Bütün günler ölüme gidiyor. Ölümün bizi nerede beklediği belli değil. Ölüm haberlerini aldıklarımız gibi ölüm haberimizi de alacaklar bir gün işte. Ne zaman nerede nasıl öleceğimiz meçhul sadece.
'Ölüm, herkesin kapısına diz çöken kara bir devedir.', 'Düğünsüz ev olur; ölümsüz ev olmaz.', 'Ecel geldi cihana baş ağrısı bahane' atasözlerimiz ölümün gerçekliğini ne de güzel vurguluyor.
Hemen her şeyin ilacını bulan insanoğlu ölümün ilacını bulamadı, bulamayacak.'Ölümün ilacı yok…
Her ölüm, erken… Her ölüm zor; her ölüm dayanılmaz. Her ölüm zamansız' diyoruz demesine de bilip üstüne varamıyoruz her ölümün sıralı olduğunu.
Yaş ne olursa olsun istenmiyor ölüm… Boşa emek olduğu biline biline istenmiyor ölüm. İstenmiyor ama yapacak edecek bir şey de yok… Ölenle ölünmüyor. Yatan ölmüyor, yeten ölüyor. Sırası gelen gidecek... İşin özeti bu, sadece bu!
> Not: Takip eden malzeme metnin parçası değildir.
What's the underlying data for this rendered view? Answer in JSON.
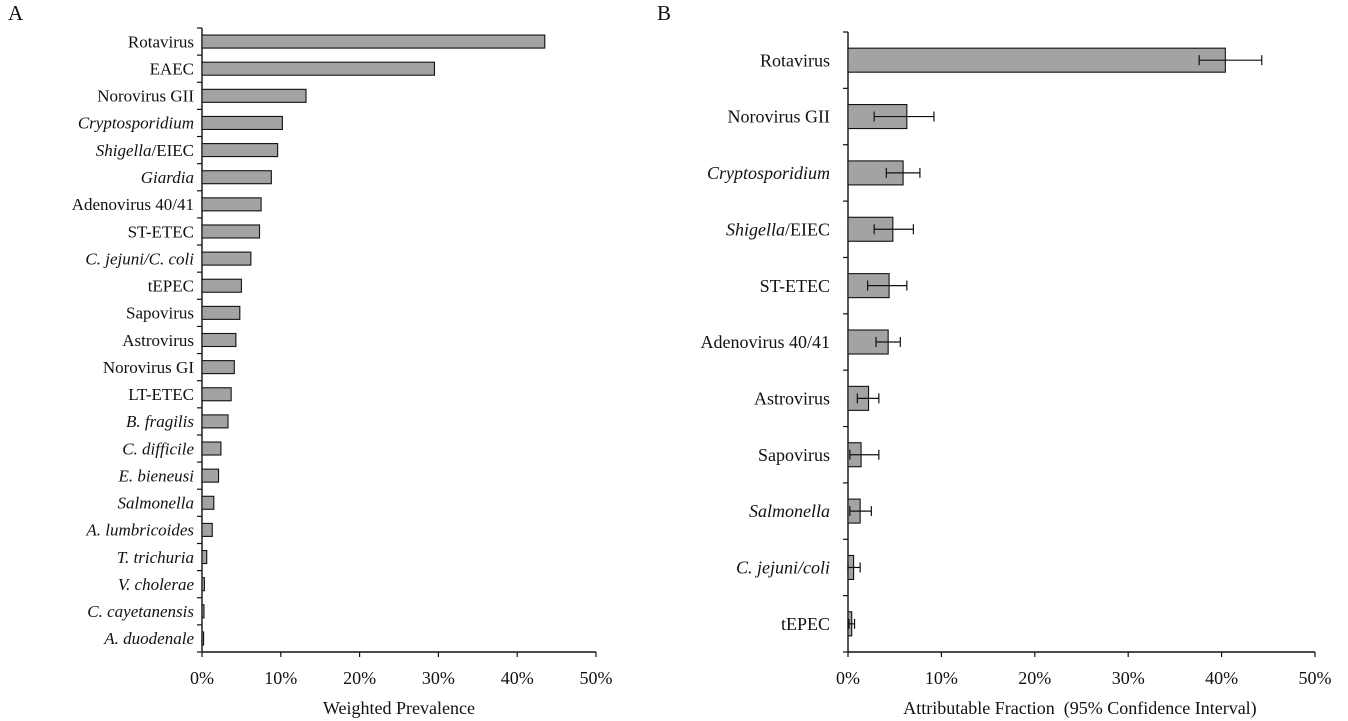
{
  "chart_data": [
    {
      "panel_label": "A",
      "type": "bar",
      "orientation": "horizontal",
      "xlabel": "Weighted Prevalence",
      "xlim": [
        0,
        50
      ],
      "xtick_labels": [
        "0%",
        "10%",
        "20%",
        "30%",
        "40%",
        "50%"
      ],
      "grid": false,
      "legend": "none",
      "bar_color": "#a3a3a6",
      "categories": [
        {
          "label": "Rotavirus",
          "italic": "",
          "rest": "Rotavirus"
        },
        {
          "label": "EAEC",
          "italic": "",
          "rest": "EAEC"
        },
        {
          "label": "Norovirus GII",
          "italic": "",
          "rest": "Norovirus GII"
        },
        {
          "label": "Cryptosporidium",
          "italic": "Cryptosporidium",
          "rest": ""
        },
        {
          "label": "Shigella/EIEC",
          "italic": "Shigella",
          "rest": "/EIEC"
        },
        {
          "label": "Giardia",
          "italic": "Giardia",
          "rest": ""
        },
        {
          "label": "Adenovirus 40/41",
          "italic": "",
          "rest": "Adenovirus 40/41"
        },
        {
          "label": "ST-ETEC",
          "italic": "",
          "rest": "ST-ETEC"
        },
        {
          "label": "C. jejuni/C. coli",
          "italic": "C. jejuni/C. coli",
          "rest": ""
        },
        {
          "label": "tEPEC",
          "italic": "",
          "rest": "tEPEC"
        },
        {
          "label": "Sapovirus",
          "italic": "",
          "rest": "Sapovirus"
        },
        {
          "label": "Astrovirus",
          "italic": "",
          "rest": "Astrovirus"
        },
        {
          "label": "Norovirus GI",
          "italic": "",
          "rest": "Norovirus GI"
        },
        {
          "label": "LT-ETEC",
          "italic": "",
          "rest": "LT-ETEC"
        },
        {
          "label": "B. fragilis",
          "italic": "B. fragilis",
          "rest": ""
        },
        {
          "label": "C. difficile",
          "italic": "C. difficile",
          "rest": ""
        },
        {
          "label": "E. bieneusi",
          "italic": "E. bieneusi",
          "rest": ""
        },
        {
          "label": "Salmonella",
          "italic": "Salmonella",
          "rest": ""
        },
        {
          "label": "A. lumbricoides",
          "italic": "A. lumbricoides",
          "rest": ""
        },
        {
          "label": "T. trichuria",
          "italic": "T. trichuria",
          "rest": ""
        },
        {
          "label": "V. cholerae",
          "italic": "V. cholerae",
          "rest": ""
        },
        {
          "label": "C. cayetanensis",
          "italic": "C. cayetanensis",
          "rest": ""
        },
        {
          "label": "A. duodenale",
          "italic": "A. duodenale",
          "rest": ""
        }
      ],
      "values": [
        43.5,
        29.5,
        13.2,
        10.2,
        9.6,
        8.8,
        7.5,
        7.3,
        6.2,
        5.0,
        4.8,
        4.3,
        4.1,
        3.7,
        3.3,
        2.4,
        2.1,
        1.5,
        1.3,
        0.6,
        0.3,
        0.25,
        0.2
      ]
    },
    {
      "panel_label": "B",
      "type": "bar",
      "orientation": "horizontal",
      "xlabel": "Attributable Fraction  (95% Confidence Interval)",
      "xlim": [
        0,
        50
      ],
      "xtick_labels": [
        "0%",
        "10%",
        "20%",
        "30%",
        "40%",
        "50%"
      ],
      "grid": false,
      "legend": "none",
      "bar_color": "#a3a3a6",
      "categories": [
        {
          "label": "Rotavirus",
          "italic": "",
          "rest": "Rotavirus"
        },
        {
          "label": "Norovirus GII",
          "italic": "",
          "rest": "Norovirus GII"
        },
        {
          "label": "Cryptosporidium",
          "italic": "Cryptosporidium",
          "rest": ""
        },
        {
          "label": "Shigella/EIEC",
          "italic": "Shigella",
          "rest": "/EIEC"
        },
        {
          "label": "ST-ETEC",
          "italic": "",
          "rest": "ST-ETEC"
        },
        {
          "label": "Adenovirus 40/41",
          "italic": "",
          "rest": "Adenovirus 40/41"
        },
        {
          "label": "Astrovirus",
          "italic": "",
          "rest": "Astrovirus"
        },
        {
          "label": "Sapovirus",
          "italic": "",
          "rest": "Sapovirus"
        },
        {
          "label": "Salmonella",
          "italic": "Salmonella",
          "rest": ""
        },
        {
          "label": "C. jejuni/coli",
          "italic": "C. jejuni/coli",
          "rest": ""
        },
        {
          "label": "tEPEC",
          "italic": "",
          "rest": "tEPEC"
        }
      ],
      "values": [
        40.4,
        6.3,
        5.9,
        4.8,
        4.4,
        4.3,
        2.2,
        1.4,
        1.3,
        0.6,
        0.4
      ],
      "ci_low": [
        37.6,
        2.8,
        4.1,
        2.8,
        2.1,
        3.0,
        1.0,
        0.2,
        0.2,
        0.0,
        0.1
      ],
      "ci_high": [
        44.3,
        9.2,
        7.7,
        7.0,
        6.3,
        5.6,
        3.3,
        3.3,
        2.5,
        1.3,
        0.7
      ]
    }
  ]
}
Ölüm hayatın her anında kendisini hissettiriyor; bunu ne kadar anladığımız da bizim olgunluğumuza işaret ediyor.
Malı mülkü, şöhreti, gençliği, gururu …ölüm alıveriyor hemen. Ölüm düşüncesi, ruhumuza çekidüzen veriyor.Ölüme hazır olduğumuzu kavradıkça da bu dünyada daha rahat yaşayacağız.Ölümün yakınlığını hissettikçe kötüden, kötülükten uzak kalıp iyiye doğruya güzele meyledeceğiz.
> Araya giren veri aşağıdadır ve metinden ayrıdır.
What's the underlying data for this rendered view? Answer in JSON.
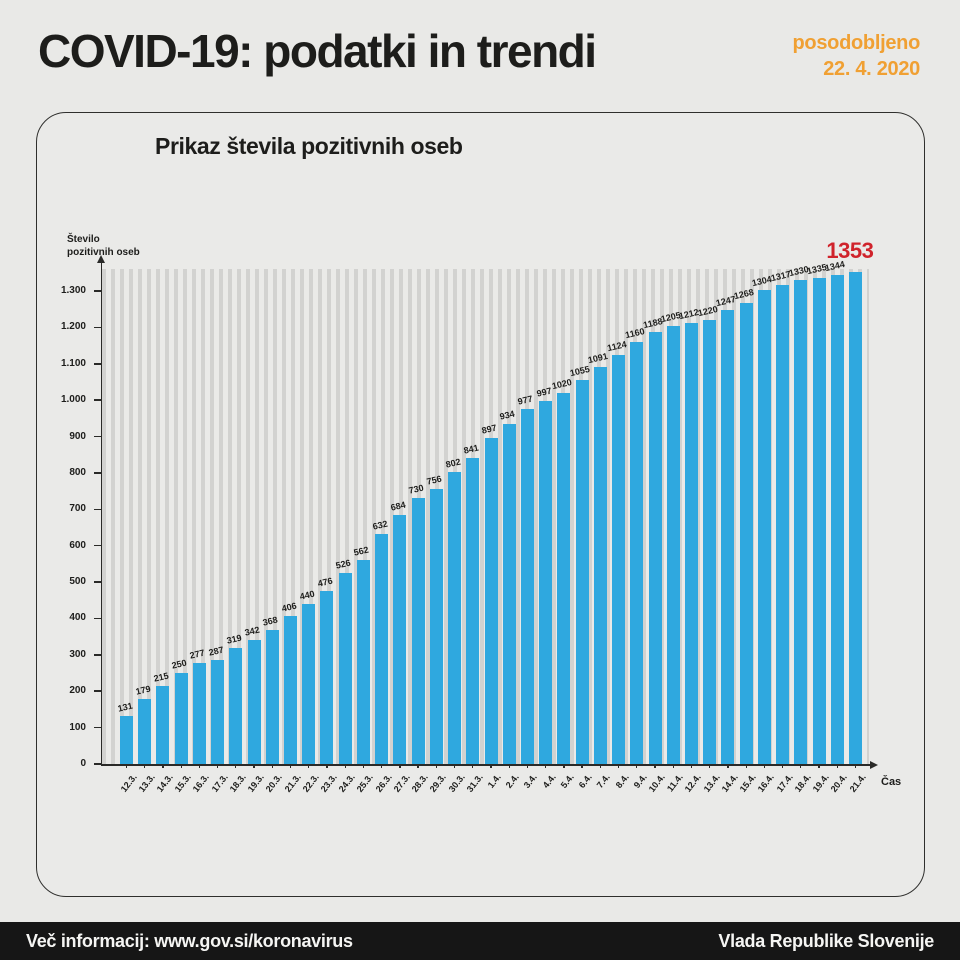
{
  "header": {
    "title": "COVID-19: podatki in trendi",
    "updated_label": "posodobljeno",
    "updated_date": "22. 4. 2020"
  },
  "panel": {
    "chart_title": "Prikaz števila pozitivnih oseb",
    "y_axis_label_line1": "Število",
    "y_axis_label_line2": "pozitivnih oseb",
    "x_axis_label": "Čas"
  },
  "chart_data": {
    "type": "bar",
    "title": "Prikaz števila pozitivnih oseb",
    "xlabel": "Čas",
    "ylabel": "Število pozitivnih oseb",
    "categories": [
      "12.3.",
      "13.3.",
      "14.3.",
      "15.3.",
      "16.3.",
      "17.3.",
      "18.3.",
      "19.3.",
      "20.3.",
      "21.3.",
      "22.3.",
      "23.3.",
      "24.3.",
      "25.3.",
      "26.3.",
      "27.3.",
      "28.3.",
      "29.3.",
      "30.3.",
      "31.3.",
      "1.4.",
      "2.4.",
      "3.4.",
      "4.4.",
      "5.4.",
      "6.4.",
      "7.4.",
      "8.4.",
      "9.4.",
      "10.4.",
      "11.4.",
      "12.4.",
      "13.4.",
      "14.4.",
      "15.4.",
      "16.4.",
      "17.4.",
      "18.4.",
      "19.4.",
      "20.4.",
      "21.4."
    ],
    "values": [
      131,
      179,
      215,
      250,
      277,
      287,
      319,
      342,
      368,
      406,
      440,
      476,
      526,
      562,
      632,
      684,
      730,
      756,
      802,
      841,
      897,
      934,
      977,
      997,
      1020,
      1055,
      1091,
      1124,
      1160,
      1188,
      1205,
      1212,
      1220,
      1247,
      1268,
      1304,
      1317,
      1330,
      1335,
      1344,
      1353
    ],
    "y_tick_values": [
      0,
      100,
      200,
      300,
      400,
      500,
      600,
      700,
      800,
      900,
      1000,
      1100,
      1200,
      1300
    ],
    "y_tick_labels": [
      "0",
      "100",
      "200",
      "300",
      "400",
      "500",
      "600",
      "700",
      "800",
      "900",
      "1.000",
      "1.100",
      "1.200",
      "1.300"
    ],
    "ylim": [
      0,
      1360
    ],
    "grid": "dotted",
    "legend": "none",
    "bar_color": "#2fa8df",
    "highlight_last": true,
    "highlight_color": "#d0232b",
    "last_value": 1353
  },
  "footer": {
    "info": "Več informacij: www.gov.si/koronavirus",
    "government": "Vlada Republike Slovenije"
  },
  "colors": {
    "background": "#e9e9e7",
    "accent_orange": "#f0a033",
    "bar_blue": "#2fa8df",
    "highlight_red": "#d0232b",
    "footer_bg": "#161616",
    "text_dark": "#1d1d1b"
  }
}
Hayatın zevki, hayatın güzelliği belli bir yerde ölüme bağlı değil mi?
Her yan ölüm sessizliğine bürünse de; ölümün izi düşse de yüze; can pazarında olsak da; canpahasına bir işe dalsak da; ölüp ölüp dirilsek de; kelleyi koltuğa alsak da; ölümü göze alsak da; ölüm döşeğine yatsak da; ölümle burun buruna gelsek de; ölümü göze alsak da; ecelimize susasak da vade yetmeyince, ecel gelmeyince olmuyor.Olmuyor işte. Ölüm Allah'ın emri…. Emir gelmeyince olmuyor işte.
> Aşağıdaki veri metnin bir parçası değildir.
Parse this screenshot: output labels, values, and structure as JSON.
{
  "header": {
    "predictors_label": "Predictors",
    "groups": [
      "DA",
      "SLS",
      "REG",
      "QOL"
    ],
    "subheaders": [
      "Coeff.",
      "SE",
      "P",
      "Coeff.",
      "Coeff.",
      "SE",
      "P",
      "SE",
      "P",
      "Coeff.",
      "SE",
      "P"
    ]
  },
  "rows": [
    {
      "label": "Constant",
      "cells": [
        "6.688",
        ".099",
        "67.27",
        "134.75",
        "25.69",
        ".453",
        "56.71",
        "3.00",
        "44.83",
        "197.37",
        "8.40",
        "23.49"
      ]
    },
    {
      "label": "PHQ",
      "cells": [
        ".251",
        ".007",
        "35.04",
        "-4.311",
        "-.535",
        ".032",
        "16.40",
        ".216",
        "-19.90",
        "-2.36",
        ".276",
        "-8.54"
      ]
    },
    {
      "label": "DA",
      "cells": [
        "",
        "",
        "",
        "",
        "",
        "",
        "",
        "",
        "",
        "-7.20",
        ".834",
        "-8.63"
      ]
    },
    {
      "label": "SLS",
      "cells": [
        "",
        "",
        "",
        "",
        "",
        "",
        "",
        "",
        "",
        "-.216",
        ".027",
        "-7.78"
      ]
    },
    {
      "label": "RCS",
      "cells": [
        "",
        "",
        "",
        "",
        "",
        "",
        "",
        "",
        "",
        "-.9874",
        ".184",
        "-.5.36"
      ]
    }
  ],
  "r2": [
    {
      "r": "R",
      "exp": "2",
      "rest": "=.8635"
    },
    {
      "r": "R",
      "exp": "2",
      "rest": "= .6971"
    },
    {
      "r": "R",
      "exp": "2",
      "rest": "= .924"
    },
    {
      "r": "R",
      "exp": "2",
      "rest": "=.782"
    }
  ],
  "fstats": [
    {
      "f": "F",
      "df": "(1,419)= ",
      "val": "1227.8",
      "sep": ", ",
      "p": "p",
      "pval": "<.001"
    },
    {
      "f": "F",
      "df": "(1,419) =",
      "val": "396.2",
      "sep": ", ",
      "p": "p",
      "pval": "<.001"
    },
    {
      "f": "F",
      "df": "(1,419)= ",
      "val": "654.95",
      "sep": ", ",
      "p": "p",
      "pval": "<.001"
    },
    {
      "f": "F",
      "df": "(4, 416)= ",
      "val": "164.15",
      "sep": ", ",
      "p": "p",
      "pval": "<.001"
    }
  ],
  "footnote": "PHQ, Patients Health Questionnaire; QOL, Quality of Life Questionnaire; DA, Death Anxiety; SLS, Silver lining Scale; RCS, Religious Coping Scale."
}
Çok soğuk bir konu değil mi?Hazır olduğumuzu dilimizle söylesek de hazır olmaya maalesef hazırlanamadığımız bir konu değil mi?Yüzü çok soğuk değil mi?Kaçınılmaz bir son değil mi?Hiçbirimize uzak değil, değil mi?Tedirgin edici korkutucu ağız tadını bozucu değil mi? En yakın şey ölüm değil mi?
Hasılı 'Gelimligidimli dünya / Son ucu ölümlü dünya' değil mi?
Allah'tan sıralı ölüm dilerken aşağıdaki kıssayı şöyle bilgilerinize sunalım bakalım:
'Hz. Ömer bir gün yolda rastladığı bir ameleye 'Her gün yanıma gel ve bana 'Ölüm var ya Ömer!' de. 'Sana bu hizmetin için her gün bir altın.' der.
Günler ayları kovalar ve amele, her gün gelir Hz. Ömer'in yanına 'Ölüm var ya Ömer!' der ve altınını alıp gider.
Bir gün gene gelir ve 'Ölüm var ya Ömer!' der.
Hz. Ömer de adama 'Tamam, artık bundan sonra gelmene gerek yok.' dediğinde adam, şaşırır. 'Ya Ömer!Bunca yıl bunu yapmamı istedin; şimdi gelme diyorsun, sebebi hikmeti nedir?' deyinceHz.Ömer, adama sakalındaki bir adet beyaz kılı gösterir ve 'Artık bana her saniye ölümü hatırlatan bir şey var' der.